Pierre Patrolin prend apparemment un malin plaisir à relever les défis littéraires les plus fous. L'an passé, il se faisait connaître avec un livre singulier de sept cents pages, La traversée de la France à la nage (P.O.L), dont le narrateur se trouvait la plupart du temps dans l'eau.
Patrolin étonne aujourd'hui encore avec un volume plus mince. On y suit les tribulations d'un personnage venant d'emménager à Paris, dans le quartier des Halles, dans un nouvel appartement. Celui-ci entreprend de faire du feu dans l'étroite cheminée du salon située face aux fenêtres. D'abord sans bois, avec un bout de papier et un couvercle de camembert.

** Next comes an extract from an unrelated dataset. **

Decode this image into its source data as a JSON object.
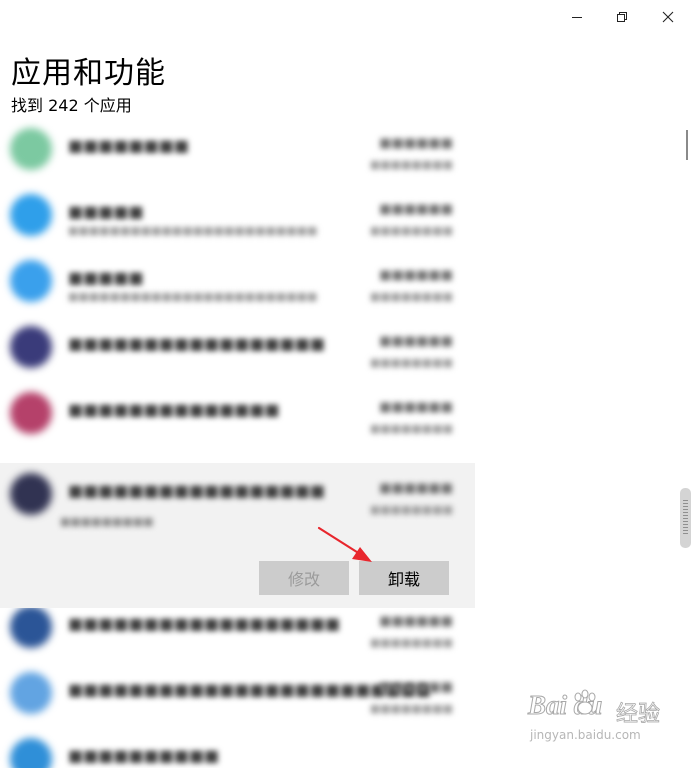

Il dispose d'un "petit briquet moulé dans du plastique translucide, à la molette dure", oublié par les déménageurs, et va bientôt acheter des allumettes.
Le voici qui déballe les cartons, range le linge, remplit l'armoire à pharmacie, file au Bazar de l'Hôtel de Ville. Les cartons vides, il les découpe en lanières, en minces tronçons faciles à enflammer. Afin de maintenir la flamme - ou de la faire repartir - et de ranimer les braises, il cherche à se procurer du petit bois. Conserve les cagettes de fraises, les coques des noix et des pistaches, les journaux. A la station-service, il achète du bois d'allumage. Dans un chantier, il récupère une planche. Par terre, des brindilles, des "écorces fendues", des "branches au rayon court", des "bûchettesà brûler". Les baguettes fournies avec le riz chinois ou japonais sont bien utiles, les prospectus publicitaires aussi.
Le héros de Patrolin observe la vie, les hommes et les femmes qu'il croise. Dans un Paris sous la pluie, où la Seine grimpe comme jamais entre ses rives... Volontairement répétitif, La montée des cendres constitue une prouesse narrative, qui laissera sans doute froids certains lecteurs mais qui emportera les autres, prêts à s'embraser face à un envoûtant projet.